Il sera resté en poste moins d’un an. En fonction depuis le 1er janvier 2019, le directeur du Théâtre des quartiers d’Ivry (Val-de-Marne), Jean-Pierre Baro, visé par une affaire de viol présumé, a annoncé jeudi à l’AFP qu’il quittait ses fonctions, au lendemain d’une grève du personnel de l’établissement, appelant à sa démission.

Dans une lettre publiée sur son blog, hébergé par Médiapart, « Pourquoi je me retire de la direction du Théâtre des Quartiers d’Ivry », le metteur en scène justifie sa décision : « Je suis au clair avec ma conscience. Je ne renonce à la direction du Théâtre des Quartiers d’Ivry que pour préserver cette magnifique institution, mais je ne laisserai ni salir mon honneur ni fouler au pied ma présomption d’innocence. »

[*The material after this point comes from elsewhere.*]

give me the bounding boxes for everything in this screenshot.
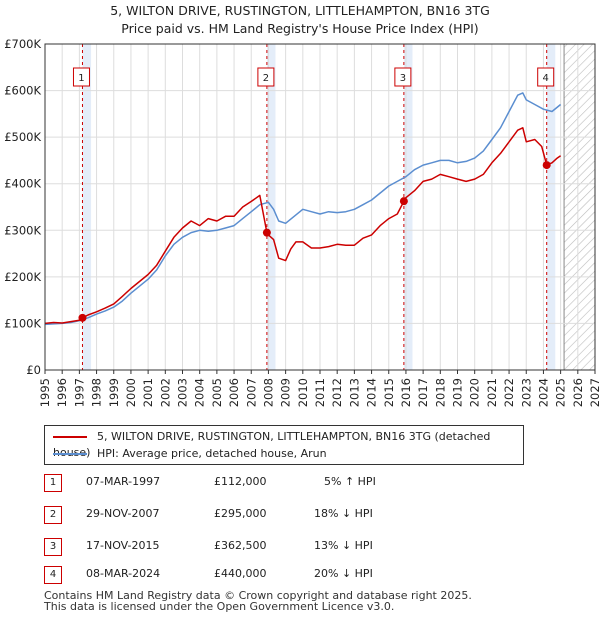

L’homme de 40 ans était très contesté depuis qu’une plainte pour agression sexuelle sur une jeune femme alors âgée de 25 ans, avait été déposée à son encontre. Enregistrée en septembre 2018, elle avait été classée sans suite par le parquet de Paris, faute de preuves – les faits remontent à 2011.

Mais l’affaire ne s’arrête pas là. Si Jean-Pierre Baro a toujours clamé son innocence, les soupçons à son encontre s’amplifient, après la publication d’un article du journaliste Jean-Pierre Thibaudat en juin 2019 sur son blog, hébergé par Mediapart. Cet article donne la parole à plusieurs jeunes femmes mettant en cause Jean-Pierre Baro (1).

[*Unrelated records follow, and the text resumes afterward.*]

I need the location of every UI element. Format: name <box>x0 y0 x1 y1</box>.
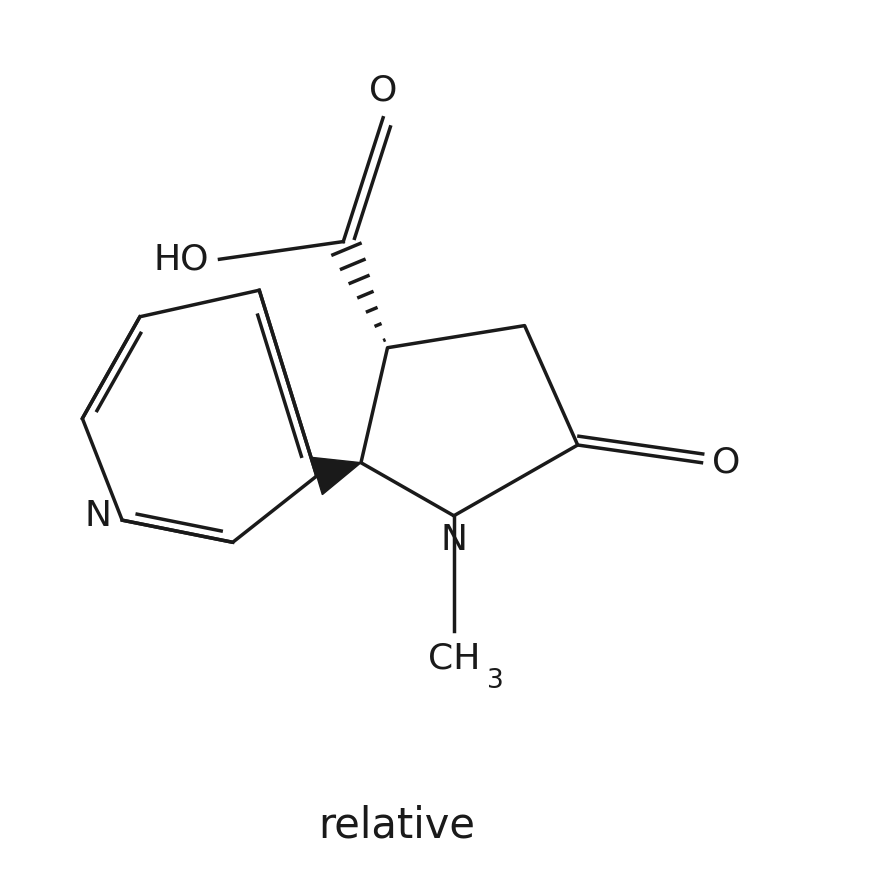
Text: N: N <box>441 522 467 557</box>
Text: O: O <box>712 446 740 480</box>
Text: 3: 3 <box>488 668 505 694</box>
Polygon shape <box>312 457 361 495</box>
Text: HO: HO <box>153 242 209 276</box>
Text: CH: CH <box>428 642 480 676</box>
Text: N: N <box>85 498 111 533</box>
Text: relative: relative <box>318 805 475 846</box>
Text: O: O <box>368 73 397 107</box>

Des retombées catastrophiques pour le théâtre

L’affaire s’avère complexe, engageant parole contre parole. « Je n’ai ce soir-là exercé aucune forme de violence ni de pression. Cette relation, je l’ai vécue comme totalement consentie. Rien, ni ce soir-là ni par la suite, ne m’a permis d’imaginer un instant qu’il put en être autrement. Ce n’est que sept ans plus tard que j’ai appris qu’elle considérait ne pas avoir désiré cette relation », a indiqué Jean-Pierre Baro, à nouveau dans la lettre. Avant d’ajouter, « j’ai un très grand respect pour la libération de la parole des femmes et pour leur combat. C’est une cause essentielle. Mais elle est ici dévoyée et se transforme en un lynchage public fait de rumeurs et de délation. »

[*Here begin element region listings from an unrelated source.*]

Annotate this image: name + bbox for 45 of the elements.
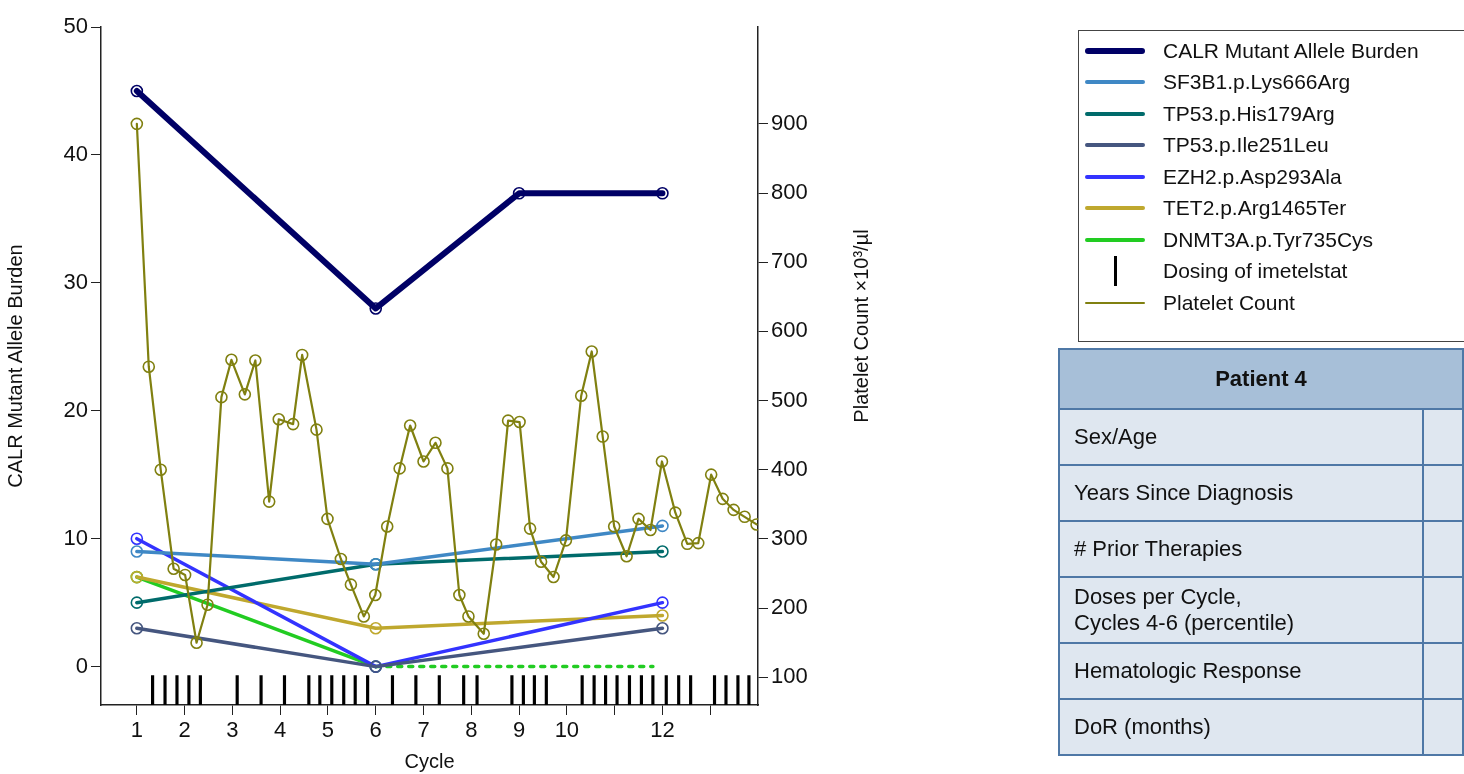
text: DoR (months) (1059, 699, 1423, 755)
legend-label: TP53.p.His179Arg (1163, 101, 1335, 126)
legend-label: Platelet Count (1163, 290, 1295, 315)
legend-label: DNMT3A.p.Tyr735Cys (1163, 227, 1374, 252)
y2-tick-label: 900 (771, 109, 808, 135)
y-tick-label: 30 (63, 268, 88, 294)
legend-label: SF3B1.p.Lys666Arg (1163, 70, 1351, 95)
y2-tick-label: 500 (771, 386, 808, 412)
x-tick-label: 6 (369, 717, 382, 743)
x-tick-label: 7 (417, 717, 430, 743)
x-tick-label: 5 (321, 717, 335, 743)
y2-tick-label: 300 (771, 525, 808, 551)
text: Sex/Age (1059, 409, 1423, 465)
y-tick-label: 0 (75, 652, 88, 678)
text: Hematologic Response (1059, 643, 1423, 699)
x-tick-label: 3 (226, 717, 239, 743)
y2-tick-label: 700 (771, 248, 808, 274)
y2-tick-label: 800 (771, 179, 808, 205)
legend-label: Dosing of imetelstat (1163, 259, 1348, 284)
y2-tick-label: 400 (771, 455, 808, 481)
text: # Prior Therapies (1059, 521, 1423, 577)
x-tick-label: 4 (274, 717, 287, 743)
text: Years Since Diagnosis (1059, 465, 1423, 521)
y-tick-label: 50 (63, 13, 88, 39)
y-tick-label: 10 (63, 524, 88, 550)
legend-label: CALR Mutant Allele Burden (1163, 38, 1419, 63)
x-tick-label: 10 (554, 717, 580, 743)
legend-label: EZH2.p.Asp293Ala (1163, 164, 1342, 189)
text: Patient 4 (1059, 349, 1463, 409)
legend-label: TET2.p.Arg1465Ter (1163, 196, 1347, 221)
y-tick-label: 20 (63, 396, 88, 422)
text: Doses per Cycle, Cycles 4-6 (percentile) (1059, 577, 1423, 643)
x-tick-label: 1 (130, 717, 143, 743)
y2-tick-label: 100 (771, 663, 808, 689)
x-tick-label: 12 (650, 717, 675, 743)
x-tick-label: 2 (178, 717, 191, 743)
x-tick-label: 9 (512, 717, 526, 743)
y2-axis-title: Platelet Count ×10³/µl (849, 229, 872, 423)
y2-tick-label: 200 (771, 594, 808, 620)
x-axis-title: Cycle (404, 749, 455, 772)
legend-label: TP53.p.Ile251Leu (1163, 133, 1329, 158)
x-tick-label: 8 (465, 717, 478, 743)
y-axis-title: CALR Mutant Allele Burden (3, 244, 26, 488)
y-tick-label: 40 (63, 140, 88, 166)
y2-tick-label: 600 (771, 317, 808, 343)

Mercredi 11 décembre, dans la soirée, une centaine de personnes s’étaient rassemblées au TQI, à Ivry-sur-Seine pour appeler à la démission de Jean-Pierre Baro, évoquant les retombées catastrophiques de l’affaire sur le théâtre. Dans un tract publié sur la page Facebook « TQI en danger », les salariés avançaient un taux de remplissage de 23 % de leurs salles et affirmaient que plusieurs dégradations avaient été commises sur l’établissement. « Le public déserte nos salles. De nombreux artistes refusent de mettre les pieds au théâtre ou d’avoir affaire à sa direction. Les partenaires territoriaux se désengagent », avait indiqué le personnel dans un communiqué.

Cette démission est un cas rarissime en France depuis le début du mouvement #MeToo en 2017. Au théâtre, il s’agit du cas le plus notable, alors que le cinéma est encore secoué par les récentes révélations de l’actrice Adèle Haenel et par l’affaire Roman Polanski. En attendant une nouvelle procédure de recrutement, la direction du théâtre sera assurée par Licinio Da Costa, adjoint actuel de Jean-Pierre Baro, a indiqué le ministère de la culture.

(1) ainsi qu’un autre metteur en scène, Guillaume Dujardin, fondateur du Festival de théâtre des caves, à Besançon.